In practical terms, the network architecture for DT could comprise a point-to-point service dedicated to network locations they already had. Alternatively, they could leverage the DTaaS offerings just as a basic transit service that allowed people to connect in—with the option of adding a VPN as needed, on-demand.

The underlying reality is that most organizations don’t want complicated networks. They want their network topology to be simple because it's easier for their people to understand and manage. The SDN enables the simplicity and flexibility that companies need for DT. This is why SDN is such a critical element of DTaaS. With this approach, a company can have the simple network they want, but with a complex, heterogeneous network underneath it to actually make it work.

A large company might use DTaaS to establish dedicated point-to-point access out to their branches or to their offices. With SDN, it can be a smooth and seamless implementation process, one that makes it seem as if everyone is effectively working in a single office location. The reimagined, colocated data center is part of making that happen.

For a smaller organization in the early stages of DT, there is a need for simpler and more complete access for their networks. The benefit of the DTaaS approach is that it can easily flex and scale as requirements change. Today’s small business is tomorrow’s mid-sized business. Indeed, if DT does what it’s supposed to do, a small company may quickly grow into a full-scale enterprise. The network and infrastructure will have to keep up. A virtual, adaptable DTaaS will help ensure that all goes as planned in that regard.

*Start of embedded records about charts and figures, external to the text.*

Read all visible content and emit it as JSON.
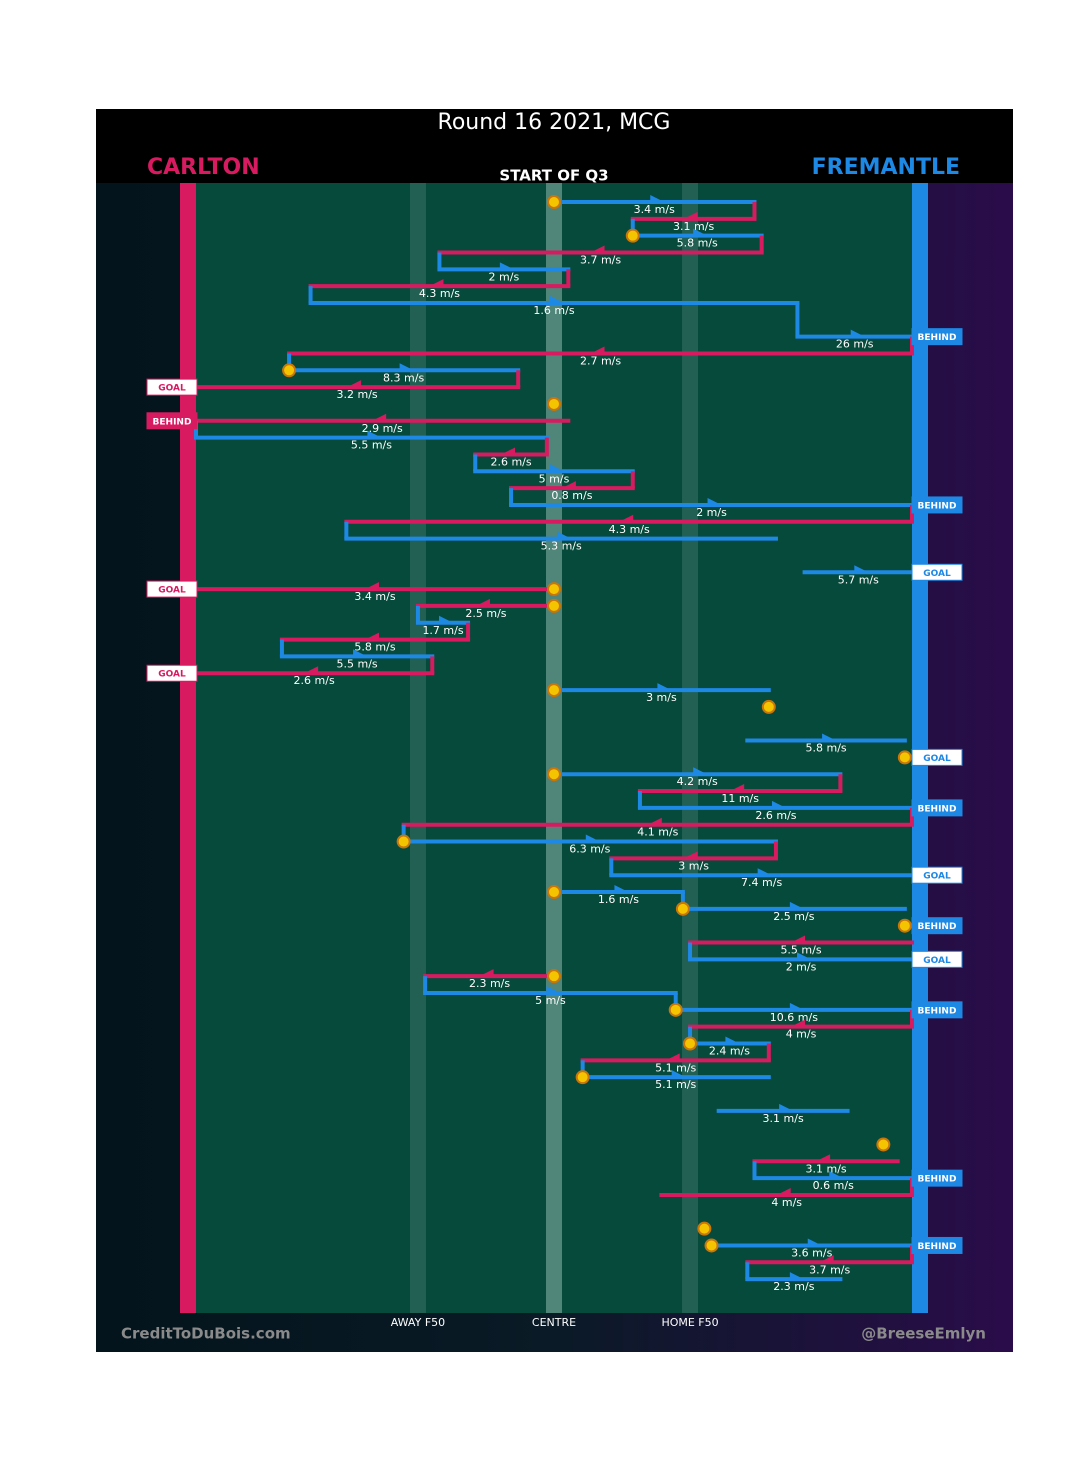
{
  "chart_data": {
    "type": "possession-flow",
    "title": "Round 16 2021, MCG",
    "subtitle": "START OF Q3",
    "credit_left": "CreditToDuBois.com",
    "credit_right": "@BreeseEmlyn",
    "series": [
      {
        "name": "CARLTON",
        "color": "#d81b60"
      },
      {
        "name": "FREMANTLE",
        "color": "#1e88e5"
      }
    ],
    "xlim": [
      0,
      100
    ],
    "xticks": [
      {
        "value": 31,
        "label": "AWAY F50"
      },
      {
        "value": 50,
        "label": "CENTRE"
      },
      {
        "value": 69,
        "label": "HOME F50"
      }
    ],
    "possessions": [
      {
        "row": 0,
        "team": 1,
        "from": 50,
        "to": 78,
        "label": "3.4 m/s"
      },
      {
        "row": 1,
        "team": 0,
        "from": 78,
        "to": 61,
        "label": "3.1 m/s"
      },
      {
        "row": 2,
        "team": 1,
        "from": 61,
        "to": 79,
        "label": "5.8 m/s"
      },
      {
        "row": 3,
        "team": 0,
        "from": 79,
        "to": 34,
        "label": "3.7 m/s"
      },
      {
        "row": 4,
        "team": 1,
        "from": 34,
        "to": 52,
        "label": "2 m/s"
      },
      {
        "row": 5,
        "team": 0,
        "from": 52,
        "to": 16,
        "label": "4.3 m/s"
      },
      {
        "row": 6,
        "team": 1,
        "from": 16,
        "to": 84,
        "label": "1.6 m/s"
      },
      {
        "row": 8,
        "team": 1,
        "from": 84,
        "to": 100,
        "label": "26 m/s"
      },
      {
        "row": 9,
        "team": 0,
        "from": 100,
        "to": 13,
        "label": "2.7 m/s"
      },
      {
        "row": 10,
        "team": 1,
        "from": 13,
        "to": 45,
        "label": "8.3 m/s"
      },
      {
        "row": 11,
        "team": 0,
        "from": 45,
        "to": 0,
        "label": "3.2 m/s"
      },
      {
        "row": 13,
        "team": 0,
        "from": 52,
        "to": 0,
        "label": "2.9 m/s"
      },
      {
        "row": 14,
        "team": 1,
        "from": 0,
        "to": 49,
        "label": "5.5 m/s"
      },
      {
        "row": 15,
        "team": 0,
        "from": 49,
        "to": 39,
        "label": "2.6 m/s"
      },
      {
        "row": 16,
        "team": 1,
        "from": 39,
        "to": 61,
        "label": "5 m/s"
      },
      {
        "row": 17,
        "team": 0,
        "from": 61,
        "to": 44,
        "label": "0.8 m/s"
      },
      {
        "row": 18,
        "team": 1,
        "from": 44,
        "to": 100,
        "label": "2 m/s"
      },
      {
        "row": 19,
        "team": 0,
        "from": 100,
        "to": 21,
        "label": "4.3 m/s"
      },
      {
        "row": 20,
        "team": 1,
        "from": 21,
        "to": 81,
        "label": "5.3 m/s"
      },
      {
        "row": 22,
        "team": 1,
        "from": 85,
        "to": 100,
        "label": "5.7 m/s"
      },
      {
        "row": 23,
        "team": 0,
        "from": 50,
        "to": 0,
        "label": "3.4 m/s"
      },
      {
        "row": 24,
        "team": 0,
        "from": 50,
        "to": 31,
        "label": "2.5 m/s"
      },
      {
        "row": 25,
        "team": 1,
        "from": 31,
        "to": 38,
        "label": "1.7 m/s"
      },
      {
        "row": 26,
        "team": 0,
        "from": 38,
        "to": 12,
        "label": "5.8 m/s"
      },
      {
        "row": 27,
        "team": 1,
        "from": 12,
        "to": 33,
        "label": "5.5 m/s"
      },
      {
        "row": 28,
        "team": 0,
        "from": 33,
        "to": 0,
        "label": "2.6 m/s"
      },
      {
        "row": 29,
        "team": 1,
        "from": 50,
        "to": 80,
        "label": "3 m/s"
      },
      {
        "row": 32,
        "team": 1,
        "from": 77,
        "to": 99,
        "label": "5.8 m/s"
      },
      {
        "row": 34,
        "team": 1,
        "from": 50,
        "to": 90,
        "label": "4.2 m/s"
      },
      {
        "row": 35,
        "team": 0,
        "from": 90,
        "to": 62,
        "label": "11 m/s"
      },
      {
        "row": 36,
        "team": 1,
        "from": 62,
        "to": 100,
        "label": "2.6 m/s"
      },
      {
        "row": 37,
        "team": 0,
        "from": 100,
        "to": 29,
        "label": "4.1 m/s"
      },
      {
        "row": 38,
        "team": 1,
        "from": 29,
        "to": 81,
        "label": "6.3 m/s"
      },
      {
        "row": 39,
        "team": 0,
        "from": 81,
        "to": 58,
        "label": "3 m/s"
      },
      {
        "row": 40,
        "team": 1,
        "from": 58,
        "to": 100,
        "label": "7.4 m/s"
      },
      {
        "row": 41,
        "team": 1,
        "from": 50,
        "to": 68,
        "label": "1.6 m/s"
      },
      {
        "row": 42,
        "team": 1,
        "from": 68,
        "to": 99,
        "label": "2.5 m/s"
      },
      {
        "row": 44,
        "team": 0,
        "from": 100,
        "to": 69,
        "label": "5.5 m/s"
      },
      {
        "row": 45,
        "team": 1,
        "from": 69,
        "to": 100,
        "label": "2 m/s"
      },
      {
        "row": 46,
        "team": 0,
        "from": 50,
        "to": 32,
        "label": "2.3 m/s"
      },
      {
        "row": 47,
        "team": 1,
        "from": 32,
        "to": 67,
        "label": "5 m/s"
      },
      {
        "row": 48,
        "team": 1,
        "from": 67,
        "to": 100,
        "label": "10.6 m/s"
      },
      {
        "row": 49,
        "team": 0,
        "from": 100,
        "to": 69,
        "label": "4 m/s"
      },
      {
        "row": 50,
        "team": 1,
        "from": 69,
        "to": 80,
        "label": "2.4 m/s"
      },
      {
        "row": 51,
        "team": 0,
        "from": 80,
        "to": 54,
        "label": "5.1 m/s"
      },
      {
        "row": 52,
        "team": 1,
        "from": 54,
        "to": 80,
        "label": "5.1 m/s"
      },
      {
        "row": 54,
        "team": 1,
        "from": 73,
        "to": 91,
        "label": "3.1 m/s"
      },
      {
        "row": 57,
        "team": 0,
        "from": 98,
        "to": 78,
        "label": "3.1 m/s"
      },
      {
        "row": 58,
        "team": 1,
        "from": 78,
        "to": 100,
        "label": "0.6 m/s"
      },
      {
        "row": 59,
        "team": 0,
        "from": 100,
        "to": 65,
        "label": "4 m/s"
      },
      {
        "row": 62,
        "team": 1,
        "from": 72,
        "to": 100,
        "label": "3.6 m/s"
      },
      {
        "row": 63,
        "team": 0,
        "from": 100,
        "to": 77,
        "label": "3.7 m/s"
      },
      {
        "row": 64,
        "team": 1,
        "from": 77,
        "to": 90,
        "label": "2.3 m/s"
      }
    ],
    "stoppages": [
      {
        "row": 0,
        "x": 50
      },
      {
        "row": 2,
        "x": 61
      },
      {
        "row": 10,
        "x": 13
      },
      {
        "row": 12,
        "x": 50
      },
      {
        "row": 23,
        "x": 50
      },
      {
        "row": 24,
        "x": 50
      },
      {
        "row": 29,
        "x": 50
      },
      {
        "row": 30,
        "x": 80
      },
      {
        "row": 33,
        "x": 99
      },
      {
        "row": 34,
        "x": 50
      },
      {
        "row": 38,
        "x": 29
      },
      {
        "row": 41,
        "x": 50
      },
      {
        "row": 42,
        "x": 68
      },
      {
        "row": 43,
        "x": 99
      },
      {
        "row": 46,
        "x": 50
      },
      {
        "row": 48,
        "x": 67
      },
      {
        "row": 50,
        "x": 69
      },
      {
        "row": 52,
        "x": 54
      },
      {
        "row": 56,
        "x": 96
      },
      {
        "row": 61,
        "x": 71
      },
      {
        "row": 62,
        "x": 72
      }
    ],
    "outcomes": [
      {
        "row": 8,
        "team": 1,
        "label": "BEHIND"
      },
      {
        "row": 11,
        "team": 0,
        "label": "GOAL"
      },
      {
        "row": 13,
        "team": 0,
        "label": "BEHIND"
      },
      {
        "row": 18,
        "team": 1,
        "label": "BEHIND"
      },
      {
        "row": 22,
        "team": 1,
        "label": "GOAL"
      },
      {
        "row": 23,
        "team": 0,
        "label": "GOAL"
      },
      {
        "row": 28,
        "team": 0,
        "label": "GOAL"
      },
      {
        "row": 33,
        "team": 1,
        "label": "GOAL"
      },
      {
        "row": 36,
        "team": 1,
        "label": "BEHIND"
      },
      {
        "row": 40,
        "team": 1,
        "label": "GOAL"
      },
      {
        "row": 43,
        "team": 1,
        "label": "BEHIND"
      },
      {
        "row": 45,
        "team": 1,
        "label": "GOAL"
      },
      {
        "row": 48,
        "team": 1,
        "label": "BEHIND"
      },
      {
        "row": 58,
        "team": 1,
        "label": "BEHIND"
      },
      {
        "row": 62,
        "team": 1,
        "label": "BEHIND"
      }
    ]
  }
}
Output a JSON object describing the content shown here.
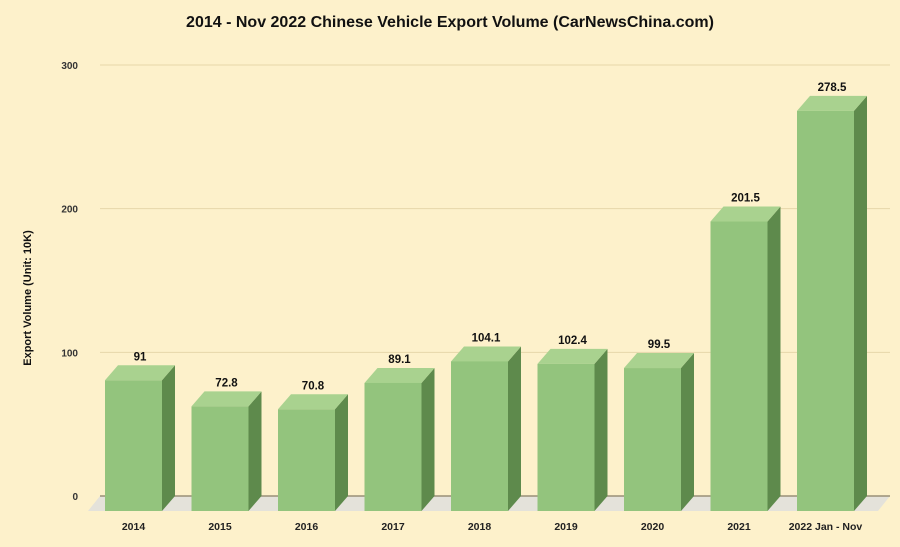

It’s all happening right now

Some companies are being compelled to undertake DT as a fast adaptation to a new reality of remote work. However, even businesses that are not facing these pressures are well-advised to get moving along the path to DT. In most industry sectors, someone or some group of companies is doing DT. Those that don’t could be at a competitive disadvantage relatively soon.

Barriers to DT, such as the complexity of dealing with the network and infrastructure challenges inherent in the paradigm, are less of an issue now that DTaaS is available. And DTaaS offers an incremental, scalable mode of transformation. It is possible to start small and expand the use of DTaaS as the broader business undergoes the necessary changes to become a true digital enterprise.